Why brands should use influencers


B&T recently published this article by me about the benefits of working with social media influencers. They’ve been kind enough to let us reproduce it in full below.

We all love to claim that we ‘never watch television’… but my 12-year-old daughter genuinely doesn’t.

She literally hasn’t set finger on the TV remote in over a year.

From a professional perspective, it set me wondering: if there’s a generation coming through who will never watch linear television – and I now firmly believe they never will – how can we help brands reach them?

Let’s start by looking at what my daughter’s media consumption actually is, if it isn’t TV. She’s listening to music on Spotify, watching movies or series on Netflix, she’s talking to her friends on Instagram, but more interestingly, she’s watching heaps of YouTube content. And once I got under the skin of what she was watching, it really rocked my world.

She’s not much of a girly-girl, but she’s watched countless hours of fashion and make-up tutorials from Zoella and Bethany Mota. She’s no gamer, but knows exactly who PewDiePie is. She gets her giggles from Natalie Tran and Nigahiga, and she follows Troye Sivan, Tyde Levi and Tyler Oakley like a religion. Between all of whom they have a combined audience greater than the population of Australia. In fact, PewDiePie alone has almost twice as many subscribers as we do citizens.

And she’s not just watching their content on YouTube; she’s following them on other social channels like Instagram and Twitter.

It’s possible you’ve never heard of any of these characters, but let me tell you, they are more influential amongst this younger age cohort than any TV celebrity. With literally millions of followers apiece, they have greater reach than many Hollywood movie stars.

Clearly, plenty of movie stars also have big social followings, but if you want them to do a celebrity endorsement, it comes with a multi-million dollar price tag, whereas with the new-school ‘influencers’, you are talking just tens of thousands, if that.

And it’s not just tweens who are tuning-in to influencers; there’s mummy bloggers who are setting political agendas, fashion Instagrammers who are creating seasonal trends, and YouTubers who are making or breaking tech product launches.

Brands are beginning to understand the power of these wunderkinds, but something tells me we’re only at the start of this new wave of marketing. Certainly, most conversations we’re having with clients at We Are Social involve an aspect of influencer marketing.

This recent article in Adweek makes a very compelling argument for why any marketer should be considering Influencer Marketing as part of their programme. One of the ten reasons they gave was that it’s an arbitrage – something that is selling for cheaper than it’s actually worth. Which makes it an even more interesting phenomenon when you consider that mainstream media is probably selling for more than it’s worth.

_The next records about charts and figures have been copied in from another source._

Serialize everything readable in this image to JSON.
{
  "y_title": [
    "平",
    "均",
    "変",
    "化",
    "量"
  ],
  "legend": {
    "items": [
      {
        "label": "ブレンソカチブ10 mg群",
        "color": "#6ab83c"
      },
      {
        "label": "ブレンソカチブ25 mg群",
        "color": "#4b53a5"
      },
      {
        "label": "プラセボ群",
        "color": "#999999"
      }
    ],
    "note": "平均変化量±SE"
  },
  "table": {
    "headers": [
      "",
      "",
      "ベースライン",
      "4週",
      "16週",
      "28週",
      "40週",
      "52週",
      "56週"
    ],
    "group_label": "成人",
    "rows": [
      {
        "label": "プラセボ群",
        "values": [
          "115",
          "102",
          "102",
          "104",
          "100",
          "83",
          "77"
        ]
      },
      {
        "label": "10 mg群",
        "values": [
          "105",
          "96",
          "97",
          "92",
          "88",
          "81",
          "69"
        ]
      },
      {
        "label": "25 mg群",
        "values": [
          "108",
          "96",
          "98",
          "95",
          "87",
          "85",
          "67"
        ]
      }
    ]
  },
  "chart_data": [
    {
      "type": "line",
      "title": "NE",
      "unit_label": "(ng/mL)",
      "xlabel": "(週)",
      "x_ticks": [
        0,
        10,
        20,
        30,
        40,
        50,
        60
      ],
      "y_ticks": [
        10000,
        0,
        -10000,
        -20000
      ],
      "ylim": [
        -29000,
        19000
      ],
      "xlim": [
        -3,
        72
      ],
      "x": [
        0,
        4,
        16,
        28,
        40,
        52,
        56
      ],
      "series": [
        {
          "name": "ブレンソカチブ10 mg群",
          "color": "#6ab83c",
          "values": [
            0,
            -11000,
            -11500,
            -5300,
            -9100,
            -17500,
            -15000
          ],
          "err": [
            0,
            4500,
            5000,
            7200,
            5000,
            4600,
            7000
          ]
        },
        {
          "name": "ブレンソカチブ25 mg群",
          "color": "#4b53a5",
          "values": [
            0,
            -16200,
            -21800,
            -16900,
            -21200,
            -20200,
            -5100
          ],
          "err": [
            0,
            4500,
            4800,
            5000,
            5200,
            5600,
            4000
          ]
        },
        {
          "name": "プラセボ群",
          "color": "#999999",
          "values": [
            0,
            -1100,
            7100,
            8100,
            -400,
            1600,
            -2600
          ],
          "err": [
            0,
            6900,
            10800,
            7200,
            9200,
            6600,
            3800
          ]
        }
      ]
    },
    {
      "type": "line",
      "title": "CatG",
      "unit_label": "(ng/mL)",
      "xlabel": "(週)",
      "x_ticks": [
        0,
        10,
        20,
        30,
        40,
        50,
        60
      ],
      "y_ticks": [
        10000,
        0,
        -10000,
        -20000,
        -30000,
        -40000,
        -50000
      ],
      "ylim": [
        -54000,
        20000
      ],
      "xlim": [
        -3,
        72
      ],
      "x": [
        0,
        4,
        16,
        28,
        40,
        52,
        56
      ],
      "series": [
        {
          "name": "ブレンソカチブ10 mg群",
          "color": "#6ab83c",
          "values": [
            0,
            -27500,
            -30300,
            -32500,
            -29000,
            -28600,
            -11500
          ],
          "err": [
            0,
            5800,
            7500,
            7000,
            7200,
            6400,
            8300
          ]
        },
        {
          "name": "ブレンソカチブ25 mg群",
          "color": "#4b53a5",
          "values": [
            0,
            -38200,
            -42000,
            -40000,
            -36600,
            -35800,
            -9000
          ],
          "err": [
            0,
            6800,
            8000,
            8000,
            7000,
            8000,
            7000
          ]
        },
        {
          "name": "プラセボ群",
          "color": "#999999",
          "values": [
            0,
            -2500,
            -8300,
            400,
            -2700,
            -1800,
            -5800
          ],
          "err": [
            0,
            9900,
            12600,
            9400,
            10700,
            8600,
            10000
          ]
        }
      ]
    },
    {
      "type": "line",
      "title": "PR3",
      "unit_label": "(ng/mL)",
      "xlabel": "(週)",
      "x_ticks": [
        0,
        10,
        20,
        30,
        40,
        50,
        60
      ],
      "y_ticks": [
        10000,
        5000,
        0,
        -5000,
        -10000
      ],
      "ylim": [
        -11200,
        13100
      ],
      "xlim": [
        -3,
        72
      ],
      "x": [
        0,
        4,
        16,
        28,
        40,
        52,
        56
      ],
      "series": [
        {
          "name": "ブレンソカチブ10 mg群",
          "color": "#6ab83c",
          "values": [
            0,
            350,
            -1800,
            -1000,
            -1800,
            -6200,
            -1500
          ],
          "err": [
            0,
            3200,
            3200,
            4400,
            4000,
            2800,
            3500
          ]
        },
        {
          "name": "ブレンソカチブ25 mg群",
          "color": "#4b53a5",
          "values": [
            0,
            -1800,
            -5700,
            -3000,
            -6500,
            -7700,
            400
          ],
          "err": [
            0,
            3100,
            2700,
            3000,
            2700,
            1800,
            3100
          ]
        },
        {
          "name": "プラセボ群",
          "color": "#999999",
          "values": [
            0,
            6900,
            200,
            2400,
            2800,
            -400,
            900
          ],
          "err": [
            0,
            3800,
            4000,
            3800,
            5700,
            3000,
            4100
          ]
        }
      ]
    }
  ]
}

The other thing I find incredibly interesting about this trend is that most of the content would never be commissioned by mainstream television networks, yet seems to be reaching far bigger audiences than any of our ‘top rating’ shows.

This recent Variety article ranked the top 12 digital ‘famechangers’, and you’ll notice that most of them focus on what could be considered quirky or ‘niche’ topics, but regardless, they are finding huge audiences. In the democratised world of YouTube, where content isn’t commissioned by the powers-that-be at the top of a network, but subscribed-to by the viewer, we are perhaps seeing a truer reflection of people’s real passions and interests, whether that be gaming, science, or even acrobatics.

The production values are rubbish, but the audience just don’t care. If anything, it seems to add to the relatability of the stars.

Awareness of the phenomenon is definitely on the rise – the table below from the above mentioned Adweek article shows the steep rise in the number of searches for the term ‘influencer marketing’ – but I’m still surprised by the number of people I speak to who aren’t yet fully aware of the impact and reach of these influencers, or clients who don’t see the value in it.

adweek article

At We Are Social we have been working with influencers for some years now, so have built up strong relationships with many of them.

For example, we worked with Mighty Car Mods – the only Australian entry into Variety’s list of top 12 Digital Famechangers – to support the launch of Roadshow Films’ Mad Max: Fury Road.

We’ve found that the process of creating a successful influencer campaign involves working closely with the influencers to design content that will seamlessly integrate the brand message in a way that appeals to their audience. The influencers are very aware of what their audience like and don’t like, since they have personally grown and tended to their audience over time, and will not do anything that they think will alienate their audience.

Additionally, we always aim to work with influencers who have a true interest in or affinity to the brand. In the case of Netflix, we worked with a whole host of influencers to support the launch in Australia, including developing what turned into a blockbuster campaign with Troye Sivan to promote Netflix’s Originals Series, Unbreakable Kimmy Schmidt. In planning the campaign, our social listening research highlighted that many of these key influencers were already organically talking about and eagerly anticipating Netflix’s arrival in Oz, so working with them as ambassadors made total sense. They were able to credibly endorse the brand, and it worked its socks off.

So next time your agency recommends influencers as part of your marketing campaign, I strongly recommend you give it serious consideration. They potentially have greater reach than mainstream media at a more efficient price, and more genuine influence than most celebrities.